Wow. 7: 42, and it's pretty dark already. Fall really is coming! And I'm glad. I'm ready for some cooler weather-fare. Tonight we stuck with summerish dishes, though.




Zucchini Soup

Grilled Salmon (again. I know, I know... I'll explain)


Potato Pancakes
Pootie Pie LOVES him some salmon. And while there are many creative ways of preparing this fish that I am, quite frankly, lukewarm about at best, he prefers it plain. His attitude is that the salmon we're getting is really good quality (wild caught King, in this case), and he wants to taste the fish, not muddy up his palate with anything else. He's a pretty adventurous eater, so it's not like he's one of those meat and potatoes people. (I'm that guy.) Since I don't much care for the fish anyway, I'm happy to prepare it the way he likes it. Although tonight I did add some chopped olives to the top of it before I put it on the grill to cook. Just so I wouldn't get bored.





Speaking of bored, I didn't take pictures of this meal. Because it would have been. (Boring, that is.) Here is a picture of a very dapper man with a salmon.



Oh, those Scots! They know how to dress for their sports. (sigh) Isn't he lovely? I do have a thing for well-dressed gentlemen, I admit. I'll pause while you look at the picture some more.

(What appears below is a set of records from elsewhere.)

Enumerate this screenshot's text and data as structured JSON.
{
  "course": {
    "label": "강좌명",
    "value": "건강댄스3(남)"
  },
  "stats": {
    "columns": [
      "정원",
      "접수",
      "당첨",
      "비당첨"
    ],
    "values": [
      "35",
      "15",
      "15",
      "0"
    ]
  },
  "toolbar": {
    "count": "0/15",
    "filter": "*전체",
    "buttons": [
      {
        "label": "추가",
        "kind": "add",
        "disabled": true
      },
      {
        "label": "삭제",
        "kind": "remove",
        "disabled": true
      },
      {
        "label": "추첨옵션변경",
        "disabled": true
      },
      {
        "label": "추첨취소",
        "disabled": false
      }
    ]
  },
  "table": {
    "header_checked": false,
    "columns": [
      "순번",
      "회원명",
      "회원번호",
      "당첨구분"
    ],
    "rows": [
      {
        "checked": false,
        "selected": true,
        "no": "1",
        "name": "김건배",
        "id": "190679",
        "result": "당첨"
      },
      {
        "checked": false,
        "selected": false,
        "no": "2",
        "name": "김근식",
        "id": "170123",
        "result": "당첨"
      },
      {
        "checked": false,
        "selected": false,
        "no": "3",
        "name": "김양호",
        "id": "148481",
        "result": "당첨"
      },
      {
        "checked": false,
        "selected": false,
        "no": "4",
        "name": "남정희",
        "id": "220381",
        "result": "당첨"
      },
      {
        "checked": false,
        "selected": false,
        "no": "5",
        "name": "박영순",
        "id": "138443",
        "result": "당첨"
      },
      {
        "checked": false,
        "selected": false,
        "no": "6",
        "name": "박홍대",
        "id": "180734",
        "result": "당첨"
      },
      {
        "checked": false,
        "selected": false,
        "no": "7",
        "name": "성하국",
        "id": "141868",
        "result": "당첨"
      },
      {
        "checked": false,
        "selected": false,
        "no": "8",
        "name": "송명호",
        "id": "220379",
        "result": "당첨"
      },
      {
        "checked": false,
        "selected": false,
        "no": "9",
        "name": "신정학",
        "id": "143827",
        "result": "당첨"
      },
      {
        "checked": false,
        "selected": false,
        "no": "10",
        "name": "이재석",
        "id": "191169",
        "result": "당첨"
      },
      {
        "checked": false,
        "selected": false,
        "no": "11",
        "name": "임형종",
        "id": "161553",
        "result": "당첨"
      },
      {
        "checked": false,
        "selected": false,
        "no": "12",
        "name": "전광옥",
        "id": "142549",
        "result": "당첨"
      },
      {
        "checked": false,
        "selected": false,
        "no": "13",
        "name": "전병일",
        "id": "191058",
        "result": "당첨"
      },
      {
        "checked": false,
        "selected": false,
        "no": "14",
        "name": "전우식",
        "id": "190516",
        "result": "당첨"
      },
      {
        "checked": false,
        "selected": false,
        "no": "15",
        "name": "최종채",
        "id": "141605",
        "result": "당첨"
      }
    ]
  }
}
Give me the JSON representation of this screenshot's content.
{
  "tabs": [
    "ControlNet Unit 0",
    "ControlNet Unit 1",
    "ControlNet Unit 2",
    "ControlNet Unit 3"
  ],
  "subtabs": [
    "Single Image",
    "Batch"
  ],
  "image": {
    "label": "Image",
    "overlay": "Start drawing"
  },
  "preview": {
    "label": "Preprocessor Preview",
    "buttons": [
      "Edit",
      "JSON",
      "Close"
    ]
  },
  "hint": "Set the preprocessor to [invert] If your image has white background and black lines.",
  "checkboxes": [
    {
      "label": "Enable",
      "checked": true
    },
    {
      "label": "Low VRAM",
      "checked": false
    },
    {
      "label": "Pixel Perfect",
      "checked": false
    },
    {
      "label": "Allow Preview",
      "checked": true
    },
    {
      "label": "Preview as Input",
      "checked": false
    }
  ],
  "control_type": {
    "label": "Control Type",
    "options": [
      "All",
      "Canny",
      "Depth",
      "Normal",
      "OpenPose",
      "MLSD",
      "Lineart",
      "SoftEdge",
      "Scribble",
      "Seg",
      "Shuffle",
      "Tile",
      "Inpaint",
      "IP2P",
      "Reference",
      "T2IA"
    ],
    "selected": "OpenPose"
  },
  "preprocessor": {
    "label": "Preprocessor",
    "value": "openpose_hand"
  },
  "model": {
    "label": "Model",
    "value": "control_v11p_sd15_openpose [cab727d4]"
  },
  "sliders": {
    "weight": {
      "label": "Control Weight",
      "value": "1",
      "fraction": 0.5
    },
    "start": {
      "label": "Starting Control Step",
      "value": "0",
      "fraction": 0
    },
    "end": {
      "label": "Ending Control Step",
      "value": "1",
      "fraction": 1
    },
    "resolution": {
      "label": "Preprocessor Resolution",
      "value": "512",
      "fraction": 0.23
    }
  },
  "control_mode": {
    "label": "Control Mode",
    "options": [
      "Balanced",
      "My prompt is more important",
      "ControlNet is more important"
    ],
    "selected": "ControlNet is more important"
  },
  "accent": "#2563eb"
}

OK. Back to dinner. The potato pancakes were leftover smashed baby reds that I made a couple of nights ago. I feel driven to use leftovers that are still good when I've cleaned out the fridge. I preceded dinner prep with that, and it always makes me feel guilty to throw stuff away. Not guilty enough to eat it, but still guilty. These were stil just fine, and pattied, salted, then dredged in flour, they made a nice crispy side dish that I enjoyed more than the salmon. (See meat and potatoes reference above.)


The soup, was another vegetable soup from fresh farmer's market fare. (I know I served that first. I'm trying to keep you on your toes.) I got some pretty zucchini and needed to use it tonight. It doesn't keep all that long. So I chopped an onion, sauteed it in a little olive oil, added sliced zucchini, covered that with chicken stock (yeah, I do make my own, actually), then simmered and pureed with the immersion blender. It should be good cold, too.

Tomorrow I need to make a quick run to the grocery for a couple of things to make a new kale recipe that was passed along to me by a new acquaintance, Melissa Costello. I'll give you the lowdown on that later.